SMART FARMING:
Smart Farming: The Future of Agriculture
“Smart Farming” is an emerging concept that refers to managing farms using technologies like IoT, robotics, drones and AI to increase the quantity and quality of products while optimizing the human labor required by production. The Internet of Things (IoT) has provided ways to improve nearly every industry imaginable. In agriculture, IoT has not only provided solutions to often time-consuming and tedious tasks but is totally changing the way we think about agriculture. What exactly is a smart farm, though? Here is a rundown of what smart farming is and how it’s changing agriculture.
What Is a Smart Farm?
Smart farming refers to managing farms using modern Information and communication technologies to increase the quantity and quality of products while optimizing the human labor required.

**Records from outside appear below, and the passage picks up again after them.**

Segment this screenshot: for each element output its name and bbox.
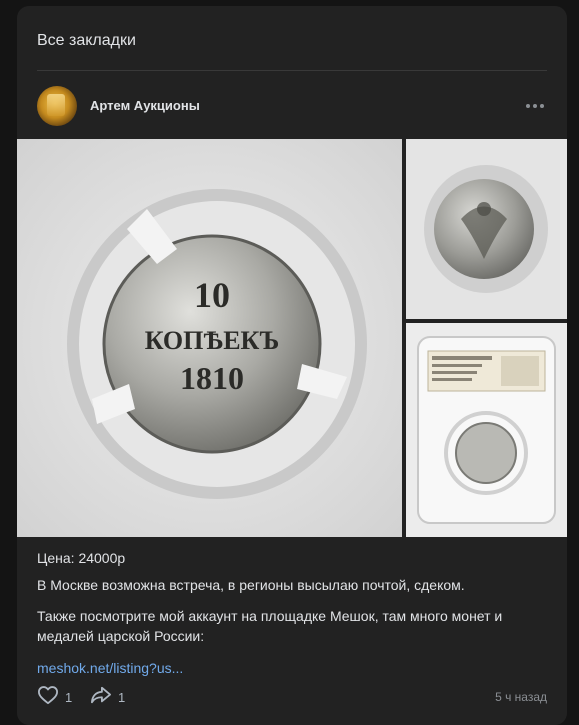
share-count: 1 — [118, 689, 126, 705]
price-text: Цена: 24000р — [37, 550, 126, 566]
bookmarks-panel: Все закладки Артем Аукционы 10 КОПѢЕКЪ 1… — [17, 6, 567, 725]
post-footer: 1 1 5 ч назад — [37, 685, 547, 710]
meshok-link[interactable]: meshok.net/listing?us... — [37, 660, 183, 676]
coin-year: 1810 — [180, 360, 244, 396]
post-header: Артем Аукционы — [37, 86, 547, 126]
more-dots-icon[interactable] — [523, 96, 547, 116]
page-title: Все закладки — [37, 32, 136, 49]
post-text-meshok: Также посмотрите мой аккаунт на площадке… — [37, 608, 503, 644]
like-button[interactable]: 1 — [37, 685, 73, 710]
share-button[interactable]: 1 — [90, 686, 125, 708]
coin-word: КОПѢЕКЪ — [145, 326, 280, 355]
photo-coin-reverse[interactable] — [406, 139, 567, 319]
post-text-delivery: В Москве возможна встреча, в регионы выс… — [37, 577, 465, 593]
author-name[interactable]: Артем Аукционы — [90, 98, 200, 113]
photo-coin-front[interactable]: 10 КОПѢЕКЪ 1810 — [17, 139, 402, 537]
share-arrow-icon — [90, 685, 112, 710]
heart-icon — [37, 685, 59, 710]
coin-denomination: 10 — [194, 275, 230, 315]
avatar[interactable] — [37, 86, 77, 126]
post-timestamp[interactable]: 5 ч назад — [495, 690, 547, 704]
post-media: 10 КОПѢЕКЪ 1810 — [17, 139, 567, 537]
photo-coin-slab[interactable] — [406, 323, 567, 537]
header-divider — [37, 70, 547, 71]
like-count: 1 — [65, 689, 73, 705]
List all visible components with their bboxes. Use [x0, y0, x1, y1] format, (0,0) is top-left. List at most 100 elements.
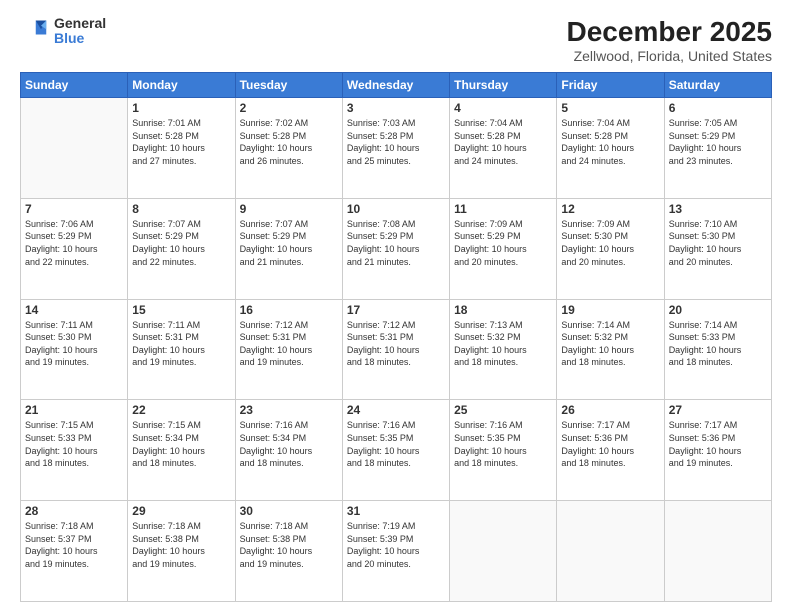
day-info: Sunrise: 7:18 AM Sunset: 5:37 PM Dayligh…: [25, 520, 123, 570]
day-cell: 11 Sunrise: 7:09 AM Sunset: 5:29 PM Dayli…: [450, 198, 557, 299]
day-number: 10: [347, 202, 445, 216]
day-number: 15: [132, 303, 230, 317]
day-info: Sunrise: 7:18 AM Sunset: 5:38 PM Dayligh…: [240, 520, 338, 570]
title-block: December 2025 Zellwood, Florida, United …: [567, 16, 772, 64]
day-number: 26: [561, 403, 659, 417]
day-info: Sunrise: 7:16 AM Sunset: 5:35 PM Dayligh…: [454, 419, 552, 469]
page: General Blue December 2025 Zellwood, Flo…: [0, 0, 792, 612]
week-row-4: 21Sunrise: 7:15 AM Sunset: 5:33 PM Dayli…: [21, 400, 772, 501]
day-number: 14: [25, 303, 123, 317]
day-cell: 10Sunrise: 7:08 AM Sunset: 5:29 PM Dayli…: [342, 198, 449, 299]
day-cell: 1 Sunrise: 7:01 AM Sunset: 5:28 PM Daylig…: [128, 98, 235, 199]
day-number: 4: [454, 101, 552, 115]
day-cell: [557, 501, 664, 602]
day-number: 16: [240, 303, 338, 317]
day-cell: 18Sunrise: 7:13 AM Sunset: 5:32 PM Dayli…: [450, 299, 557, 400]
day-number: 8: [132, 202, 230, 216]
day-info: Sunrise: 7:09 AM Sunset: 5:29 PM Dayligh…: [454, 218, 552, 268]
day-info: Sunrise: 7:15 AM Sunset: 5:33 PM Dayligh…: [25, 419, 123, 469]
day-cell: 25 Sunrise: 7:16 AM Sunset: 5:35 PM Dayli…: [450, 400, 557, 501]
logo-text: General Blue: [54, 16, 106, 47]
day-info: Sunrise: 7:03 AM Sunset: 5:28 PM Dayligh…: [347, 117, 445, 167]
col-header-monday: Monday: [128, 73, 235, 98]
day-info: Sunrise: 7:15 AM Sunset: 5:34 PM Dayligh…: [132, 419, 230, 469]
day-cell: 26 Sunrise: 7:17 AM Sunset: 5:36 PM Dayli…: [557, 400, 664, 501]
day-info: Sunrise: 7:18 AM Sunset: 5:38 PM Dayligh…: [132, 520, 230, 570]
day-number: 28: [25, 504, 123, 518]
day-cell: 17 Sunrise: 7:12 AM Sunset: 5:31 PM Dayli…: [342, 299, 449, 400]
day-cell: 21Sunrise: 7:15 AM Sunset: 5:33 PM Dayli…: [21, 400, 128, 501]
day-cell: 27Sunrise: 7:17 AM Sunset: 5:36 PM Dayli…: [664, 400, 771, 501]
col-header-saturday: Saturday: [664, 73, 771, 98]
day-cell: 24Sunrise: 7:16 AM Sunset: 5:35 PM Dayli…: [342, 400, 449, 501]
day-info: Sunrise: 7:01 AM Sunset: 5:28 PM Dayligh…: [132, 117, 230, 167]
col-header-sunday: Sunday: [21, 73, 128, 98]
logo-line2: Blue: [54, 31, 106, 46]
col-header-tuesday: Tuesday: [235, 73, 342, 98]
day-cell: 16 Sunrise: 7:12 AM Sunset: 5:31 PM Dayli…: [235, 299, 342, 400]
day-cell: 13Sunrise: 7:10 AM Sunset: 5:30 PM Dayli…: [664, 198, 771, 299]
calendar-header: SundayMondayTuesdayWednesdayThursdayFrid…: [21, 73, 772, 98]
day-number: 5: [561, 101, 659, 115]
day-cell: [664, 501, 771, 602]
day-cell: 19Sunrise: 7:14 AM Sunset: 5:32 PM Dayli…: [557, 299, 664, 400]
header: General Blue December 2025 Zellwood, Flo…: [20, 16, 772, 64]
day-info: Sunrise: 7:07 AM Sunset: 5:29 PM Dayligh…: [240, 218, 338, 268]
calendar-body: 1 Sunrise: 7:01 AM Sunset: 5:28 PM Daylig…: [21, 98, 772, 602]
day-number: 1: [132, 101, 230, 115]
day-number: 6: [669, 101, 767, 115]
day-cell: 31 Sunrise: 7:19 AM Sunset: 5:39 PM Dayli…: [342, 501, 449, 602]
day-info: Sunrise: 7:14 AM Sunset: 5:33 PM Dayligh…: [669, 319, 767, 369]
day-number: 31: [347, 504, 445, 518]
day-info: Sunrise: 7:12 AM Sunset: 5:31 PM Dayligh…: [347, 319, 445, 369]
calendar-subtitle: Zellwood, Florida, United States: [567, 48, 772, 64]
week-row-5: 28 Sunrise: 7:18 AM Sunset: 5:37 PM Dayli…: [21, 501, 772, 602]
day-number: 22: [132, 403, 230, 417]
day-number: 11: [454, 202, 552, 216]
day-info: Sunrise: 7:16 AM Sunset: 5:34 PM Dayligh…: [240, 419, 338, 469]
week-row-2: 7 Sunrise: 7:06 AM Sunset: 5:29 PM Daylig…: [21, 198, 772, 299]
logo-icon: [20, 17, 48, 45]
day-cell: 9 Sunrise: 7:07 AM Sunset: 5:29 PM Daylig…: [235, 198, 342, 299]
day-info: Sunrise: 7:05 AM Sunset: 5:29 PM Dayligh…: [669, 117, 767, 167]
day-cell: 7 Sunrise: 7:06 AM Sunset: 5:29 PM Daylig…: [21, 198, 128, 299]
day-cell: [450, 501, 557, 602]
day-cell: 3 Sunrise: 7:03 AM Sunset: 5:28 PM Daylig…: [342, 98, 449, 199]
day-cell: 28 Sunrise: 7:18 AM Sunset: 5:37 PM Dayli…: [21, 501, 128, 602]
day-number: 17: [347, 303, 445, 317]
day-info: Sunrise: 7:06 AM Sunset: 5:29 PM Dayligh…: [25, 218, 123, 268]
day-cell: 30Sunrise: 7:18 AM Sunset: 5:38 PM Dayli…: [235, 501, 342, 602]
week-row-1: 1 Sunrise: 7:01 AM Sunset: 5:28 PM Daylig…: [21, 98, 772, 199]
day-cell: 29Sunrise: 7:18 AM Sunset: 5:38 PM Dayli…: [128, 501, 235, 602]
day-number: 9: [240, 202, 338, 216]
day-info: Sunrise: 7:11 AM Sunset: 5:31 PM Dayligh…: [132, 319, 230, 369]
day-cell: 2Sunrise: 7:02 AM Sunset: 5:28 PM Daylig…: [235, 98, 342, 199]
day-number: 12: [561, 202, 659, 216]
week-row-3: 14 Sunrise: 7:11 AM Sunset: 5:30 PM Dayli…: [21, 299, 772, 400]
day-number: 24: [347, 403, 445, 417]
day-cell: 8 Sunrise: 7:07 AM Sunset: 5:29 PM Daylig…: [128, 198, 235, 299]
day-cell: 23 Sunrise: 7:16 AM Sunset: 5:34 PM Dayli…: [235, 400, 342, 501]
day-number: 18: [454, 303, 552, 317]
day-number: 3: [347, 101, 445, 115]
day-info: Sunrise: 7:07 AM Sunset: 5:29 PM Dayligh…: [132, 218, 230, 268]
day-number: 25: [454, 403, 552, 417]
calendar-table: SundayMondayTuesdayWednesdayThursdayFrid…: [20, 72, 772, 602]
col-header-wednesday: Wednesday: [342, 73, 449, 98]
day-cell: 5Sunrise: 7:04 AM Sunset: 5:28 PM Daylig…: [557, 98, 664, 199]
day-info: Sunrise: 7:11 AM Sunset: 5:30 PM Dayligh…: [25, 319, 123, 369]
day-number: 7: [25, 202, 123, 216]
day-info: Sunrise: 7:17 AM Sunset: 5:36 PM Dayligh…: [561, 419, 659, 469]
day-info: Sunrise: 7:02 AM Sunset: 5:28 PM Dayligh…: [240, 117, 338, 167]
day-info: Sunrise: 7:12 AM Sunset: 5:31 PM Dayligh…: [240, 319, 338, 369]
day-number: 23: [240, 403, 338, 417]
day-number: 13: [669, 202, 767, 216]
day-cell: 6 Sunrise: 7:05 AM Sunset: 5:29 PM Daylig…: [664, 98, 771, 199]
day-info: Sunrise: 7:19 AM Sunset: 5:39 PM Dayligh…: [347, 520, 445, 570]
day-cell: 14 Sunrise: 7:11 AM Sunset: 5:30 PM Dayli…: [21, 299, 128, 400]
day-info: Sunrise: 7:14 AM Sunset: 5:32 PM Dayligh…: [561, 319, 659, 369]
day-number: 20: [669, 303, 767, 317]
day-info: Sunrise: 7:17 AM Sunset: 5:36 PM Dayligh…: [669, 419, 767, 469]
day-cell: 22 Sunrise: 7:15 AM Sunset: 5:34 PM Dayli…: [128, 400, 235, 501]
logo: General Blue: [20, 16, 106, 47]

Among the technologies available for present-day farmers are:
- Sensors: soil, water, light, humidity, temperature management
- Software: specialized software solutions that target specific farm types or applications agnostic IoT platforms
- Connectivity: Cellular, LoRa, NB-IoT, Broadband
- Location: GPS, Satellite
- Robotics: Autonomous tractors, processing facilities
- Data analytics: standalone analytics solutions, data pipelines for downstream solutions
Armed with such tools, farmers can monitor field conditions and make strategic decisions for the whole farm or a single plant without even needing to step foot in the field.
The driving force of smart farming is IoT — connecting machines and sensors integrated on farms to make farming processes data-driven and automated.
The IoT-Based Smart Farming Cycle
The core of IoT is the data you can draw from things and transmit over the internet. To optimize the farming process, IoT devices installed on a farm should collect and process data in a repetitive cycle that enables farmers to react quickly to emerging issues and changes in ambient conditions. Smart farming follows a cycle like this one:
- Observation . Sensors record observational data from the crops, livestock, soil, or atmosphere.
- Diagnostics. The sensor values are fed to a cloud-hosted IoT platform with predefined decision rules and models—also called “business logic”—that ascertain the condition of the examined object and identify any deficiencies or needs.
- Decisions . After issues are revealed, the user, and/or machine learning-driven components of the IoT platform determine whether location-specific treatment is necessary and if so, which.
- Action . After end-user evaluation and action, the cycle repeats from the beginning.
IoT Solutions to Agricultural Problems
Many believe that IoT can add value to all areas of farming, from growing crops to forestry. While there are several ways that IoT can improve farming, two of the major ways IoT can revolutionize agriculture are precision farming and farming automation.
Precision Farming
Precision farming, or precision agriculture, is an umbrella concept for IoT-based approaches that make farming more controlled and accurate. In simple words, plants and cattle get precisely the treatment they need, determined by machines with superhuman accuracy. The biggest difference from the classical approach is that precision farming allows decisions to be made per square meter or even per plant/animal rather than for a field.
By precisely measuring variations within a field, farmers can boost the effectiveness of pesticides and fertilizers, or use them selectively.
Automation in Smart Vertical Farms
Traditional greenhouses control the environmental parameters through manual intervention or a proportional control mechanism, which often results in production loss, energy loss, and increased labor cost.
IoT-driven smart Vertical Farms can intelligently monitor as well as control the climate, eliminating the need for manual intervention. Various sensors are deployed to measure the environmental parameters according to the specific requirements of the crop. That data is stored in a cloud-based platform for further processing and control with minimal manual intervention.
Urban Farming - Part of 4.0 Agriculture
Agriculture 4.0 incorporates the evolution of precision farming and refers to all actions that are carried out in agriculture based on a, precise and accurate analysis of data and information collected and transmitted through advanced tools and technology.
This refers to the tools and strategies that enable the synergistic use of a range of digital 4.0 technologies, in turn allowing the automatic collection, integration and analysis of data collected from the field, from sensors, or from other third-party sources.
The aim of these technologies is to offer the most extensive and precise support to farmers in the decision-making process related to their activity and the relationship with other parties in the supply chain.
The ultimate goal is to increase economic, environmental, and social sustainability – as well as profitability – of agricultural processes.
Agriculture 4.0 refers to the use of Internet of Things (IoT), Big Data, Artificial Intelligence and Robotics to extend, speed up, and increase the efficiency of activities that affect the entire production chain.
Adopting 4.0 solutions in agriculture means:
- Avoiding unnecessary waste by calculating the exact water requirements of the crop or detecting in advance the onset of certain plant diseases or pests
- Having greater control over cost and being able to plan all stages of cultivation, sowing and harvesting with a great deal of precision, saving both time and money
- Improving the traceability of the supply chain can result in a short supply chain that is capable of producing high quality food in a sustainable manner with little margin for error.